El infructuoso juego de describir el futuro
Durante la cuarentena se clausuró la posibilidad de practicar deportes o de asistir a presenciarlos en estadios. Las pantomimas fantasmales conque en la televisión se reemplazó esos rituales (transmitiendo partidos en estadios vacíos, con asientos ocupados por siluetas de cartón) no solo le agregó patetismo a la imposibilidad, sino que confirmó hasta qué punto los deportes son liturgias colectivas que van más allá del simple juego, de sus resultados y de sus reglas. Su función última pasa por generar encuentros, propiciar pertenencias, fundar leyendas, viabilizar sueños o establecer mitologías.
Congelados los deportes en su acepción verdadera (ya que no en su grotesca versión mediática), apareció otra competencia: la carrera por predecir cuanto antes el futuro. En esta práctica se anotaron -y se anotan- incesantemente gurúes provenientes de distintas disciplinas. Ciencia, técnica, economía, política, ciencias sociales, astrología, numerología, informática, etcétera. Hay tantos futuros posibles como predictores que los describan o propongan. Y van desde los más optimistas hasta los más sombríos, todos incomprobables, como es ley cuando se habla de futuro. Cuanto más extravagante sea el pronóstico y cuantas más pruebas de los improbable acompañen a la hipótesis, más minutos y atención cosechará su autor en la involuntaria campaña por darle la razón a Andy Warhol (pionero de los influencers, categoría de los dedicados a criar fama a cualquier precio). Warhol sostenía que, en la sociedad mediática y de consumo, todo el mundo conseguiría al fin sus quince minutos de notoriedad.
Se habla del futuro como si este fuera a comenzar a partir de cierta señal, de cierto momento o de cierta fecha. Sin embargo, el futuro comienza segundo a segundo, mientras el tiempo marcha. El presente párrafo era futuro cuando se comenzó a leer esta columna. Y es pasado ahora que se lee el párrafo siguiente. El futuro es ahora. Es siempre lo que hacemos de él en el presente. "Nuestra ansiedad no proviene de pensar en el futuro, sino de intentar controlarlo", decía el inspirado poeta y ensayista libanés Kahlil Gibran (1883-1931), autor de El jardín del profeta, El vagabundo y El maestro, entre otras obras célebres. Ese intento no cesa, aun cuando haya sido siempre infructuoso. Responde a la arcaica e irrenunciable necesidad humana de encontrar explicación para todo, por más absurda que sea.

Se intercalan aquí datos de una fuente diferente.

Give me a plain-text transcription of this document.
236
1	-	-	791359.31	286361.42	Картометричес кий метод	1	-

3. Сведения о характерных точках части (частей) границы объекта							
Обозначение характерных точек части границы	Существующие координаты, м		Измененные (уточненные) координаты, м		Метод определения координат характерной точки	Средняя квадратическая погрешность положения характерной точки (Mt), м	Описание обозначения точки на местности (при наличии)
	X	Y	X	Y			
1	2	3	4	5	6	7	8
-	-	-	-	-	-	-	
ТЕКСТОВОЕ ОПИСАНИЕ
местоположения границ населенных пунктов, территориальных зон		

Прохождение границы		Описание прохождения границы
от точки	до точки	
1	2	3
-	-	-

El humano no puede ni sabe vivir sin predecir y sin explicar. Y desoye a la vida cuando esta le muestra una y otra vez, de la manera más sutil y del modo más contundente, que, aunque se resista, es una criatura que navega su existencia en el vasto mar de lo imprevisible y de lo inexplicable. Ayer nomás, en el último día del año pasado, nadie, ninguno de quienes hoy se agolpan y amontonan en la fila de los predictores, fue capaz de advertir y describir lo que nos ocurriría a partir de marzo.
Acaso por eso cobra especial fuerza un pensamiento de Martin Luther King (1929-1968), enorme líder en la lucha por los derechos civiles de la población negra en Estados Unidos, comprometido militante pacifista e incansable trabajador contra la pobreza. "Incluso si supiera que mañana el mundo se hiciese añicos, aun plantaría hoy mi manzano", repetía King. Porque, en definitiva es hoy, sea en las condiciones que fuere, cuando se hace del futuro un porvenir. El futuro es solo un punto en la línea cronológica. El porvenir, en cambio, es aquello que cada uno hace de su futuro. Toda criatura viva tiene futuro. Es la ley del tiempo. No hay que hacer nada para ello, solo seguir vivo. Pero el porvenir depende de uno mismo, no se puede hacer responsable a otro de él, ni esperar que un futurólogo de cualquier pelaje lo prediga. De manera que antes de especular vanamente sobre el futuro, quizás lo mejor sea construir intensamente el porvenir en el presente.